For the same reason, though, Aggregators are less of a problem. Third parties can — and should! — go around Aggregators to connect to consumers directly; the presence of an Aggregator is just as likely to spur innovation on the part of a third party in an attempt to attract consumers without having to pay an Aggregator for access.

I still find X’s actions not cool.

[9] Miguel Urquiola lays out why it might be a bad idea to make US universities less selective or more uniform:

  1. Research shows students learn more when schools tailor instruction to their level. Limiting selectivity could hurt all students’ learning. Just like forcing all restaurants to serve a random draw of customers could hurt average quality [e.g. Duflo, Dupas, and Kremer 2011].

  2. The U.S. historically let schools develop different strategies and strengths—it promoted diversity rather than legislated uniformity. This produced inequality, true, but also helped generate the best research universities in the world.

To see the effect of enforced uniformity, look at countries like Germany or Spain. They generally do not let universities differ much in resources or prestige. This keeps inequality down. But it helps prevent the rise of a Stanford or an MIT. Again, a tradeoff.

There’s more at the link.
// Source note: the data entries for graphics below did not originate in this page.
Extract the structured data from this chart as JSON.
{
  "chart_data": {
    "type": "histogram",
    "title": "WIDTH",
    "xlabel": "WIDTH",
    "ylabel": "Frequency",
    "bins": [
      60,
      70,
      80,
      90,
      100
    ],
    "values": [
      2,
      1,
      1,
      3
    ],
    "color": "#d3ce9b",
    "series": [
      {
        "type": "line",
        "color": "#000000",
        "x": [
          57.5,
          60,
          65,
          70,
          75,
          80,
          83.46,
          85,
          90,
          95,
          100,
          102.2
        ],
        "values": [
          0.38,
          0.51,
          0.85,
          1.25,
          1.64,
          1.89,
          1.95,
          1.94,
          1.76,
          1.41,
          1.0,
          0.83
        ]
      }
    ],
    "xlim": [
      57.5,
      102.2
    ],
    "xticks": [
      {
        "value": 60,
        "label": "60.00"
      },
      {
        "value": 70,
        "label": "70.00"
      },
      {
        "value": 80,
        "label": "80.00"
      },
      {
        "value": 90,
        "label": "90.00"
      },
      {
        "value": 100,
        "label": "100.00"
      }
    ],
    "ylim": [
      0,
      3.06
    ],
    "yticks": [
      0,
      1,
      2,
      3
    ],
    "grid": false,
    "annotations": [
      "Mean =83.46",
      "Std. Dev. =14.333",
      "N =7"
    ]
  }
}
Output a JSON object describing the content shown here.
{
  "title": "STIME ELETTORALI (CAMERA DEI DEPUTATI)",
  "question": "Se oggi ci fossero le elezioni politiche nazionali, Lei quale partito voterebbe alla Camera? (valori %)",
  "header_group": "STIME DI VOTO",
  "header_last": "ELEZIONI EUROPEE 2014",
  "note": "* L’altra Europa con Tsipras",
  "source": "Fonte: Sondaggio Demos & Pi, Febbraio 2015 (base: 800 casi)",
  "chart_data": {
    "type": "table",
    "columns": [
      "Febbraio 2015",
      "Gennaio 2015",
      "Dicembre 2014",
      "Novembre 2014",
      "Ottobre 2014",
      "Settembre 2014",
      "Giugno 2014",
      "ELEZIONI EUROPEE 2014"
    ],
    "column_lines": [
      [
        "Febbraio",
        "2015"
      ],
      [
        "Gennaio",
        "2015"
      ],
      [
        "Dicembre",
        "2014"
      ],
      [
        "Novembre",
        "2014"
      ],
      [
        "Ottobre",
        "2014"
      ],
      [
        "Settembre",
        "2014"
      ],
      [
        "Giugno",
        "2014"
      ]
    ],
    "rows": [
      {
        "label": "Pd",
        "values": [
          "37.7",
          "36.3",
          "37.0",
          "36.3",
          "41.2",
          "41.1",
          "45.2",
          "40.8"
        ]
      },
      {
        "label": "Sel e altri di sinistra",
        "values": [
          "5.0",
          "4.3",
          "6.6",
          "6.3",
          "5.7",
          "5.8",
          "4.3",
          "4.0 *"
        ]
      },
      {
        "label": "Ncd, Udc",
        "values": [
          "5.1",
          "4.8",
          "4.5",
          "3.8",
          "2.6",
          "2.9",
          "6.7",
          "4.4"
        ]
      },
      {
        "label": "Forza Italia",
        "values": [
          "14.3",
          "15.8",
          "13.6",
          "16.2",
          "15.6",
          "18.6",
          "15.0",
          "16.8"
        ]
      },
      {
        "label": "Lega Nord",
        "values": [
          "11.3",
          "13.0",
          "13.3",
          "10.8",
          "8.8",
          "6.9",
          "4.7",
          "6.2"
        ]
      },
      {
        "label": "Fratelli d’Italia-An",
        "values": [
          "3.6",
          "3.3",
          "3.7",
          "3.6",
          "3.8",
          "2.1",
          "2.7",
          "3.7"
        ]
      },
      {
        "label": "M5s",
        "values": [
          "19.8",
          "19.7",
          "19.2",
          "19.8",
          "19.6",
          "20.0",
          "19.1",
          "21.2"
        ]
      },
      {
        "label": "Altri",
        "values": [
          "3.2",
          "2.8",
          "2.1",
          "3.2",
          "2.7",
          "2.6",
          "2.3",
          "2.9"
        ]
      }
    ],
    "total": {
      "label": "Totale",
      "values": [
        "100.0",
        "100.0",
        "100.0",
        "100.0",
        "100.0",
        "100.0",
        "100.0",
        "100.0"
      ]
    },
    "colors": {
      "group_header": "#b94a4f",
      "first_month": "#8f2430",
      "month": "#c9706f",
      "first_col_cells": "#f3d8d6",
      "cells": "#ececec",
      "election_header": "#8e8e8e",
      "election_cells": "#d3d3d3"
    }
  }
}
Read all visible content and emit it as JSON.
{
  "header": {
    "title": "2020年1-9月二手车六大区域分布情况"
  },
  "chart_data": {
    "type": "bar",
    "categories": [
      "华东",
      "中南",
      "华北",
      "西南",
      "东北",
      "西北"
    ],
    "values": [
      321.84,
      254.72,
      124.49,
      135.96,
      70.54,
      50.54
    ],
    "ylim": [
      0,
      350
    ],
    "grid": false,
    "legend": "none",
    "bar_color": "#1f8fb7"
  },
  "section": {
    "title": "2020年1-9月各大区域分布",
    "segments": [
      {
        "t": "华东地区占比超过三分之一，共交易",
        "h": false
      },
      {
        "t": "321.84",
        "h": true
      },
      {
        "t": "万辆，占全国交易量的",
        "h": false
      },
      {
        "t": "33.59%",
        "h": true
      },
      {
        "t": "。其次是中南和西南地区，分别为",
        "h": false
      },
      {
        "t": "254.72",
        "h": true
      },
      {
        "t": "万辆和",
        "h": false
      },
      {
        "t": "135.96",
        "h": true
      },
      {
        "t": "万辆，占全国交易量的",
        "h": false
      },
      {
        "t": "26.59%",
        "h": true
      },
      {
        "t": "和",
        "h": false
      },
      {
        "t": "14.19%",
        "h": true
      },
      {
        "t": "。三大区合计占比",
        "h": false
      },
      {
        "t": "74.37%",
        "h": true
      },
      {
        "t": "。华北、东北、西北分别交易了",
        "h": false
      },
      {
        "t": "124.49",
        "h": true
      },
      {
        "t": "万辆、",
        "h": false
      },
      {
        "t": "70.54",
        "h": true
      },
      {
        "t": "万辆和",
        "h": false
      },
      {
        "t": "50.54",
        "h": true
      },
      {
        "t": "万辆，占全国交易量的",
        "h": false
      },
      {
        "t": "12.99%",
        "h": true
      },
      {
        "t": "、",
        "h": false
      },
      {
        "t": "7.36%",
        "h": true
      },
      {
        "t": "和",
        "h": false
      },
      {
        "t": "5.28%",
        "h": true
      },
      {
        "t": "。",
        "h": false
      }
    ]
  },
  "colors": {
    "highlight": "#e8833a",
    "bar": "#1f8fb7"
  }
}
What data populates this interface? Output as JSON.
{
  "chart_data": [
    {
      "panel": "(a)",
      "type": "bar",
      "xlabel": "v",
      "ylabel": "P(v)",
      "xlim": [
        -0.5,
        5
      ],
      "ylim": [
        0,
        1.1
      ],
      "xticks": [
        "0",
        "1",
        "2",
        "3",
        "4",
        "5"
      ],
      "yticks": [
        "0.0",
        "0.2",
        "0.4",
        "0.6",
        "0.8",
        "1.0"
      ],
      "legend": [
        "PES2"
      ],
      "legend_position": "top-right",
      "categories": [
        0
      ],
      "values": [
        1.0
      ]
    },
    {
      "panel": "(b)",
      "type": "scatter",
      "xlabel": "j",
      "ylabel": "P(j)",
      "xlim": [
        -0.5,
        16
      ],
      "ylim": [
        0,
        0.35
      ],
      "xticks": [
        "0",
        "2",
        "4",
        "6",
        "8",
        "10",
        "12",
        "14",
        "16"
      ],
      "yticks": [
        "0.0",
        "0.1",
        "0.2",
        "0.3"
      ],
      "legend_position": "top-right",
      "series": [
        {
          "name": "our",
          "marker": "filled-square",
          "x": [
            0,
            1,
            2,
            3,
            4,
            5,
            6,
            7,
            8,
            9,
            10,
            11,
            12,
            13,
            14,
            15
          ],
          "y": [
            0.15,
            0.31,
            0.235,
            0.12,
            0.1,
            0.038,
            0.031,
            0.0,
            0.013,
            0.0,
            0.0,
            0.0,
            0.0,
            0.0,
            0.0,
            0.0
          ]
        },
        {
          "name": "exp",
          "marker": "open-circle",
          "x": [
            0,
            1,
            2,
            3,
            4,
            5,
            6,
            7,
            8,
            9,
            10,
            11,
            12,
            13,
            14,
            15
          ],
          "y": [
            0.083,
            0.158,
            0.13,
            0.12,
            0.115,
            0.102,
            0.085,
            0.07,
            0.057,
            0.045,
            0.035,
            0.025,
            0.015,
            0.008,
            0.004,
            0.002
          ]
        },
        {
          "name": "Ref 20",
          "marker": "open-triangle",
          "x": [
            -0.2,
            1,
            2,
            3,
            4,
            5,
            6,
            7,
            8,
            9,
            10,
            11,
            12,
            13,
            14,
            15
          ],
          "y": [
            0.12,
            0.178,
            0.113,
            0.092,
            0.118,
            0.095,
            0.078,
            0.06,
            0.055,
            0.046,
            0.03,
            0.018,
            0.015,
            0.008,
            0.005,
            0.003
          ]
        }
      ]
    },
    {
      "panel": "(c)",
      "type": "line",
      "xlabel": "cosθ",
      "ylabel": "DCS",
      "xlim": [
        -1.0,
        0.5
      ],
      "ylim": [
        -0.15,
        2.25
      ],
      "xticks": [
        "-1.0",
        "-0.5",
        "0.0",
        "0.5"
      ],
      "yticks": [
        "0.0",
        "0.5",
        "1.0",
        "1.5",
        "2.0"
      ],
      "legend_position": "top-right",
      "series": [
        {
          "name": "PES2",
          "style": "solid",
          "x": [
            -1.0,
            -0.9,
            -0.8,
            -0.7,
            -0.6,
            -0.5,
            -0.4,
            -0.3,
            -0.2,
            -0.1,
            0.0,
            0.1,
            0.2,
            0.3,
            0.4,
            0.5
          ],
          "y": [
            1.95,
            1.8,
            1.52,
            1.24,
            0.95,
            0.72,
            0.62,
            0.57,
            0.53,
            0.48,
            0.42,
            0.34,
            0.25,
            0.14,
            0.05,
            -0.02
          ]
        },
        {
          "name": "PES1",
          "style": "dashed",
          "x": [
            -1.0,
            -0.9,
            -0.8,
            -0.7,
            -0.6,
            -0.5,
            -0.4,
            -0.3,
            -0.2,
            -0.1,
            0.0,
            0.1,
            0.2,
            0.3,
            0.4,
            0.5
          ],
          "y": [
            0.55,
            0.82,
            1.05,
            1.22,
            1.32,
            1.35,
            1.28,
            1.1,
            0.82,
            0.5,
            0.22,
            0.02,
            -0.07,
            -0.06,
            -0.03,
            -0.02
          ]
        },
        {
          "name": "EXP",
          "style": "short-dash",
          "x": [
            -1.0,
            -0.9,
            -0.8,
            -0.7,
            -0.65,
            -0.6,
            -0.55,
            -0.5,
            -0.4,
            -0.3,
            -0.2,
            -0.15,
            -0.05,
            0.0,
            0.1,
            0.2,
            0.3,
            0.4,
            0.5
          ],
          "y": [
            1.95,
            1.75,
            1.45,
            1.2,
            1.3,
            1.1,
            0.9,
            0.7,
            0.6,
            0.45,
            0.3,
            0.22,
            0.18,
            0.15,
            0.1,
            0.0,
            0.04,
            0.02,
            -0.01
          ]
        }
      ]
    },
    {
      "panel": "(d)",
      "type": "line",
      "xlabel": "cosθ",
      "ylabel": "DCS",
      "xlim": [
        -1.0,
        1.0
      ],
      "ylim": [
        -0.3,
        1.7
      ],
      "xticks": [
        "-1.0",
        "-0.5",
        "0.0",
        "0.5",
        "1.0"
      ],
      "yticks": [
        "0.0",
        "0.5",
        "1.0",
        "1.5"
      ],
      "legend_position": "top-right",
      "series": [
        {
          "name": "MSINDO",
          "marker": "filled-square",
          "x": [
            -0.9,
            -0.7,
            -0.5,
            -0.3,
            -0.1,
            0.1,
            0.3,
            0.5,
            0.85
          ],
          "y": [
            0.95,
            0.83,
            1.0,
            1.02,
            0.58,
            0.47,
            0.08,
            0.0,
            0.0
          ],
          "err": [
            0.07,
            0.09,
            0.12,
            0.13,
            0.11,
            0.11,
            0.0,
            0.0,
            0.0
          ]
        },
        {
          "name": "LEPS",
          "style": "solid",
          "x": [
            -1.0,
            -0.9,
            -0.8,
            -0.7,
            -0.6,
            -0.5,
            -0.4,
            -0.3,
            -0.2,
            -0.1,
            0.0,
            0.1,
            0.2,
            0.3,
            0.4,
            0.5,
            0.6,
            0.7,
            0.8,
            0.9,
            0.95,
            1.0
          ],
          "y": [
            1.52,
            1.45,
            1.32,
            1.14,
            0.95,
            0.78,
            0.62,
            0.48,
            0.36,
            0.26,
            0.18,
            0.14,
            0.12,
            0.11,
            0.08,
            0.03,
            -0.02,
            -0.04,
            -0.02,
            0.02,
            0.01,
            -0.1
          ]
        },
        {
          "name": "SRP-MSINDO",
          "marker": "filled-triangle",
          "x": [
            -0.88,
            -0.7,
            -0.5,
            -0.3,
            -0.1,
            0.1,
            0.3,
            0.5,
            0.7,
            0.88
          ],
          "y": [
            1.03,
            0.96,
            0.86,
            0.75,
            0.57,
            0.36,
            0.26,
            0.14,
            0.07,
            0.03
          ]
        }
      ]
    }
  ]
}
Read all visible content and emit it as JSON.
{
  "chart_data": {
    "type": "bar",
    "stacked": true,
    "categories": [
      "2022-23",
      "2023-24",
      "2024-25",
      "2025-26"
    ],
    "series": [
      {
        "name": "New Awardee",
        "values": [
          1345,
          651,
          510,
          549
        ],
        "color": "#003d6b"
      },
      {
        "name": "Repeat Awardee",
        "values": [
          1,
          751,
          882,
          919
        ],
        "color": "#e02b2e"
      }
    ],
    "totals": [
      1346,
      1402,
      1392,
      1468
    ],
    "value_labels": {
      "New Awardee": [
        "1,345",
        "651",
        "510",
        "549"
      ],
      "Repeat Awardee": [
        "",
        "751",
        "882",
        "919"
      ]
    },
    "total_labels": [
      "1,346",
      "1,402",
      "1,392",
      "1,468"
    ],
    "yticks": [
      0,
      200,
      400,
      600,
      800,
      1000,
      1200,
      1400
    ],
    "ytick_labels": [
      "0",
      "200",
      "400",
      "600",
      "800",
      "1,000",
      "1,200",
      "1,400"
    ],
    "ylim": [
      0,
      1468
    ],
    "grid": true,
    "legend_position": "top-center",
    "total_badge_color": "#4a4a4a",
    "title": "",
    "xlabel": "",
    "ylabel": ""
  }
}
Also, see my post on why German uniformity in higher education is bad for talent sorting.

[10] In light of the US’s great performance at this year’s Nobels, a graph by the same Miguel Urquiola on the frequency with which Nobel winners’ biographies mention universities in different countries:

The frequency with which Nobel winners’ biographies mention universities in different countries. It plots countries’ share of total mentions per year.